Doubtless when the storm abated he saw his error, knew that he was walking toward the barren northland, turned at once and took the right course—he so experienced, the woods his home from boyhood. But his food is nearly gone, the cold tortures him; with lowered head and clenched teeth he fights the implacable winter, calling to aid his every reserve of strength and high courage. He thinks of the road he must follow, the miles to be overcome, measures his chances of life; and fitful memories arise of a house, so warm and snug, where all will greet him gladly; of Maria who, knowing what he has dared for her sake, will at length raise to him her truthful eyes shining with love.
Perhaps he fell for the last time when succour was near, a few yards only from house or shanty. Often so it happens. Cold and his ministers of death flung themselves upon him as their prey; they have stilled the strong limbs forever, covered his open handsome face with snow, closed the fearless eyes without gentleness or pity, changed his living body into a thing of ice ... Maria has no more tears that she may shed, but she shivers and trembles as he must have trembled and shivered before he sank into merciful unconsciousness; horror and pity in her face, Maria draws nearer the stove as though she might thus bring him warmth and shield his dear life against the assassin.
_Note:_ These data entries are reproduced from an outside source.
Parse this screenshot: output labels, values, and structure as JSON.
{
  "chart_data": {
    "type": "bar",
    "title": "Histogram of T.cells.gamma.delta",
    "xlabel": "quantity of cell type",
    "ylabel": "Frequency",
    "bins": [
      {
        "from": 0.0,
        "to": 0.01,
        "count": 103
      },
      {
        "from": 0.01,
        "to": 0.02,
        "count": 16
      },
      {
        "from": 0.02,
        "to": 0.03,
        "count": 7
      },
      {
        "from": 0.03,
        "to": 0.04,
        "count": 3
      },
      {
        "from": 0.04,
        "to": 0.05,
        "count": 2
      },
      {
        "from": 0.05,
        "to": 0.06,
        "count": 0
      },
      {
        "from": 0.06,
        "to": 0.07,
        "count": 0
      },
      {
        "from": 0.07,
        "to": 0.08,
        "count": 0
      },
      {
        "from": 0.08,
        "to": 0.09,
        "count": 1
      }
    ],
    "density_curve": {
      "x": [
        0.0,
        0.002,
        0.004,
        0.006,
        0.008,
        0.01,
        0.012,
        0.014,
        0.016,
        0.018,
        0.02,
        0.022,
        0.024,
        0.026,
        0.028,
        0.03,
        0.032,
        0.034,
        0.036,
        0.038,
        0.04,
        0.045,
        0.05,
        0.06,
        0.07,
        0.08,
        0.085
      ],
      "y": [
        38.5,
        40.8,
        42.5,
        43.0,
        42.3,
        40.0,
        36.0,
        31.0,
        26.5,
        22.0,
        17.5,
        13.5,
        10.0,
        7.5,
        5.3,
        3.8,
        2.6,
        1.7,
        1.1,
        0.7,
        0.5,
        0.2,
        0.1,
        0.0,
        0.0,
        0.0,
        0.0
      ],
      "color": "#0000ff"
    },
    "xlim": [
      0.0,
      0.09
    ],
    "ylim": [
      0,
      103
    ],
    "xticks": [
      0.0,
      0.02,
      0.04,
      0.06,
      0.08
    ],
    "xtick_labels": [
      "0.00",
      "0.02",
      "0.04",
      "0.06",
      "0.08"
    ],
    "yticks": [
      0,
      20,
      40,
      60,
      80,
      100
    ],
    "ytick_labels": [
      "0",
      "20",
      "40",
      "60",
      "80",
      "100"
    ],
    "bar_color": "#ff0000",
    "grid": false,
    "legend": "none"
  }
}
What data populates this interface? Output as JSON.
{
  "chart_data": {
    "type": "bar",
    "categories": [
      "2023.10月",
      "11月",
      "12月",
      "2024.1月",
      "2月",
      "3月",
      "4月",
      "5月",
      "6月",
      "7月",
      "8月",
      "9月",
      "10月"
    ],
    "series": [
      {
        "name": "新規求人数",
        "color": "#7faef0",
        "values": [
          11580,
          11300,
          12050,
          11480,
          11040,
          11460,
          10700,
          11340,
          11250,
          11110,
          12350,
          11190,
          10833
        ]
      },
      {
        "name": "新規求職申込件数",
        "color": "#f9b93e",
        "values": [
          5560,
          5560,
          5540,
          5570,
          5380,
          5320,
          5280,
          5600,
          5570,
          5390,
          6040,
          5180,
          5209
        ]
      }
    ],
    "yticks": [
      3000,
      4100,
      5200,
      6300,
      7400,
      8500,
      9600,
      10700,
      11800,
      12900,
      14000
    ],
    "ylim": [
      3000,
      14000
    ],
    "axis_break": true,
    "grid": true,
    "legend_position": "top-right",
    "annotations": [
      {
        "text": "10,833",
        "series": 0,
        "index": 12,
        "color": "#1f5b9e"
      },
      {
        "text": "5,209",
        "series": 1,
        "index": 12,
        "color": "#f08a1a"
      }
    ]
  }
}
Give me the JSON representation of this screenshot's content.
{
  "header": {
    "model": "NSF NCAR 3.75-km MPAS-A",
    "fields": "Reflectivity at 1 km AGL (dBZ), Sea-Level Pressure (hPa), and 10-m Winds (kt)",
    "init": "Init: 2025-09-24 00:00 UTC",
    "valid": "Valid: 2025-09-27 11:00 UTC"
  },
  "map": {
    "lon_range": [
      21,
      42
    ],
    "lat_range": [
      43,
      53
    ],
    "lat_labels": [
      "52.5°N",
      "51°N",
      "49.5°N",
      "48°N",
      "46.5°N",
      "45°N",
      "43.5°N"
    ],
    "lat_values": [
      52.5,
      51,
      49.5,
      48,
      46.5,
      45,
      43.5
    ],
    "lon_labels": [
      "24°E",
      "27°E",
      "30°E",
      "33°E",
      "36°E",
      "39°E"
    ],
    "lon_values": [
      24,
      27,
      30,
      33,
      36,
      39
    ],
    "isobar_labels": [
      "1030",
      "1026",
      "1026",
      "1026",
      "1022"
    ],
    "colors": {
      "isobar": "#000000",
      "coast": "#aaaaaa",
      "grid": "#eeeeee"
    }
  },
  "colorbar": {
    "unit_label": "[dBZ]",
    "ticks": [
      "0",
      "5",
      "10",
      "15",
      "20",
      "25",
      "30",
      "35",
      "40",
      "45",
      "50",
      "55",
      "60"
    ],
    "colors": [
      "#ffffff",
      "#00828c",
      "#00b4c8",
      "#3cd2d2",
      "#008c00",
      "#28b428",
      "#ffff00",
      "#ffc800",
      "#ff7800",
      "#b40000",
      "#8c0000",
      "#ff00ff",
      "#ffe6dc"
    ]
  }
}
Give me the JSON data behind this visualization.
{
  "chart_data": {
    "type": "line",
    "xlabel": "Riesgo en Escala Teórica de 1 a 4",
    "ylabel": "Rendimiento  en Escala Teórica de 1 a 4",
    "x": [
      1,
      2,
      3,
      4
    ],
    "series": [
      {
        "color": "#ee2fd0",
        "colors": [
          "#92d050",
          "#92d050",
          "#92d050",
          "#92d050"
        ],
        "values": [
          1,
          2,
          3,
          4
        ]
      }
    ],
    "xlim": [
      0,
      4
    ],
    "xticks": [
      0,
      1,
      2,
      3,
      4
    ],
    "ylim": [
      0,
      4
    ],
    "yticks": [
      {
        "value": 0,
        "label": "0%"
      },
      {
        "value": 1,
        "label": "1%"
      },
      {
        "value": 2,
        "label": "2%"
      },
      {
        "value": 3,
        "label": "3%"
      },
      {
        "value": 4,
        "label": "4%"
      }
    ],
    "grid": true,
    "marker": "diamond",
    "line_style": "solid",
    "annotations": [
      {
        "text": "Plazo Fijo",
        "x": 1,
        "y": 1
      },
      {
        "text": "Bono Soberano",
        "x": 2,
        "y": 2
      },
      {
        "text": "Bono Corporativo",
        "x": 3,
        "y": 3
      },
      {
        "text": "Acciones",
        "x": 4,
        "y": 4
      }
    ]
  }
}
"O Christ Jesus, who didst stretch forth Thine arm to those in need, why didst Thou not disperse the snows with those pale hands of Thine? Holy Virgin, why didst Thou not sustain him by Thy power when, for the last time, his feet were stumbling? In all the legions of heaven why was there found no angel to show him the way?"
But it is her grief that utters these reproaches, and the steadfast heart of Maria is fearful of having sinned in yielding to it. Another dread is soon to assail her. Perhaps François Paradis was not able quite faithfully to keep the promises he made to her. In the shanty, among rough and careless men, may he not have had moments of weakness; blasphemed or taken the names of the saints in vain, and thus have gone to his death with sin upon his conscience, under the weight of divine wrath.